L'Express

Eric Zemmour, la tentation présidentielle

Chapitre 1

La pétition

Mercredi 20 janvier, sur le plateau de Paris Première. Eric Zemmour minaude, bras croisés et sourire aux lèvres. Il écoute un autre indéboulonnable du PAF, Alain Duhamel, expliquer pourquoi l’éditorialiste serait à ranger dans la catégorie des « présidentiables »

Duhamel: « Eric Zemmour est à la fois un journaliste et un homme politique. Et comme homme public, il y a des gens qui souhaitent le voir à la présidentielle. Il va peut-être nous dire s’il le souhaite ou pas. »

Zemmour: « C’est pas ici et aujourd’hui que je vais le dire. »

Anaïs Bouton, la présentatrice: « Vous ne dites pas non?

Zemmour: « Ce n’est pas une réponse que je vais donner dès maintenant. »
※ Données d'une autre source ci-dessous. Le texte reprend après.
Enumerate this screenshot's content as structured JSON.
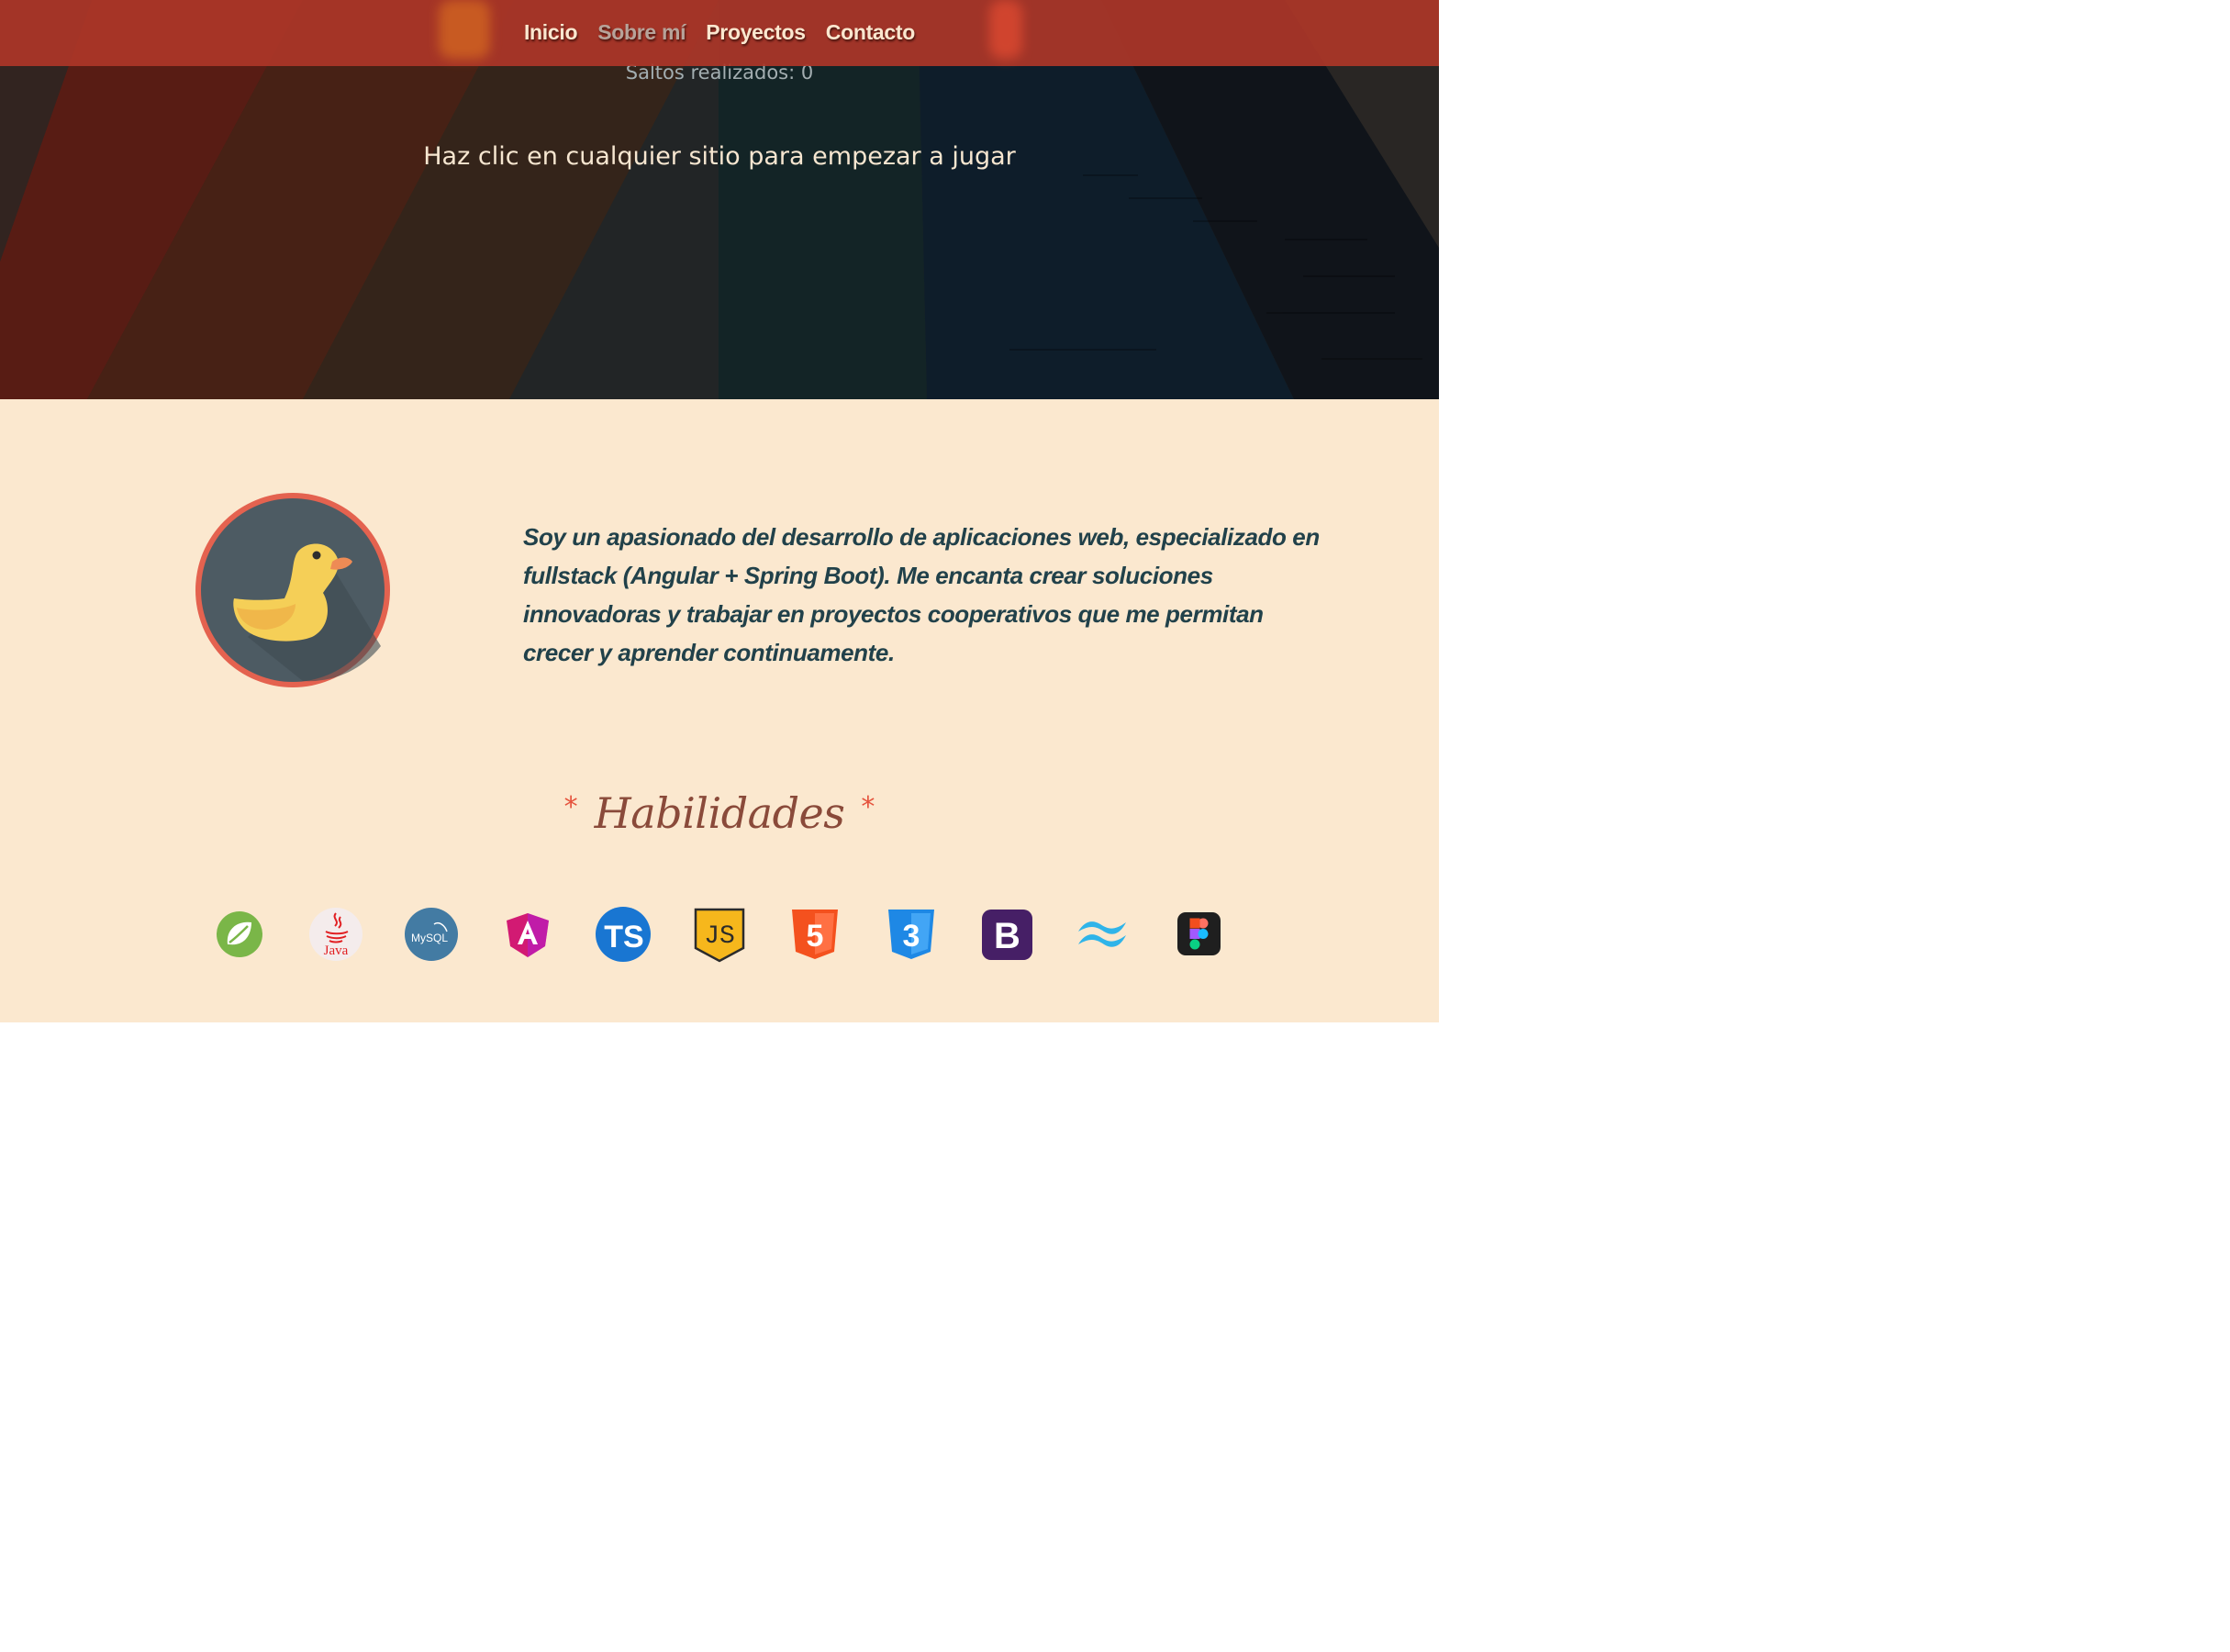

La veille, sur le plateau de Face à l’info, sur CNews, le polémiste avait déjà joué au candidat, égrenant ses propositions pour doper la natalité française, une de ses marottes: préférence nationale pour les allocations familiales, suppression du droit du sol, aides ciblées sur les deuxième et troisième enfants – « pour ne plus financer les énormes familles de sept ou huit enfants, qui sont parfois polygames »… Depuis quelque temps, même ses amis se demandent à quoi joue l’essayiste de 62 ans, devenu polémiste et idéologue, qui réunit chaque soir près de 800 000 téléspectateurs. Cherche-t-il simplement à susciter le désir, ou envisage-t-il sérieusement de se jeter dans l’arène politique?

Certains proches ont noté un changement, ces derniers mois, à mesure qu’approche l’élection présidentielle de 2022. Comme si la perspective de l’échéance reine de la vie politique française réveillait chez lui l’envie de mesurer sa légitimité dans les urnes, et plus seulement dans les courbes des audiences télé et des ventes de livres. La plaisanterie, murmurée depuis des années, pourrait devenir soudain une réalité. La preuve, chaque fois qu’il croise un ami ou une connaissance, Eric Zemmour pose désormais la question franchement: « A ma place, que ferais-tu pour la présidentielle ? » Quand les réponses manquent d’enthousiasme, il bougonne. Il n’a pas apprécié, récemment, que chez son éditeur historique, Albin Michel, on lui fasse comprendre que se lancer en politique représenterait une aventure risquée. Il y a quelques mois, Zemmour lâche mystérieusement à un influent militant de la droite extrême: « J’ai un projet, je vous en parlerai. » Xavier Bertrand, lui, a été frappé de découvrir lors d’un déjeuner en terrasse que l’éditorialiste prenait plaisir à être reconnu et salué par les passants. « Un truc s’est produit chez ce type si intelligent », constate le président de la région Hauts-de-France, qui en est désormais persuadé: « Zemmour a une idée derrière la tête. » Sinon, pourquoi se soucierait-il tant du regard des autres?

A l’automne 2020, les questions du polémiste se sont faites plus précises. « On s’organiserait comment pour récolter les signa tures d’élus ? Pour le financement ? » demande-t-il au maire de Béziers, Robert Ménard, autour d’un café dans une brasserie parisienne du XVIIe arrondissement. L’ancien secrétaire général de Reporters sans frontières sort de là avec le sourire jusqu’aux oreilles: ce partisan de l’union des droites, critique infatigable de Marine Le Pen, fait partie de ceux qui poussent activement Zemmour à se lancer en politique. Les deux hommes ont décidé d’échanger au moins une fois par mois. « Je ne l’ai jamais senti aussi près de franchir le pas qu’aujourd’hui », se félicite Ménard. En coulisses, l’élu biterrois tente de fédérer des soutiens parmi ceux qui veulent à tout prix éviter un match retour entre la présidente du Rassemblement national et Emmanuel Macron en 2022.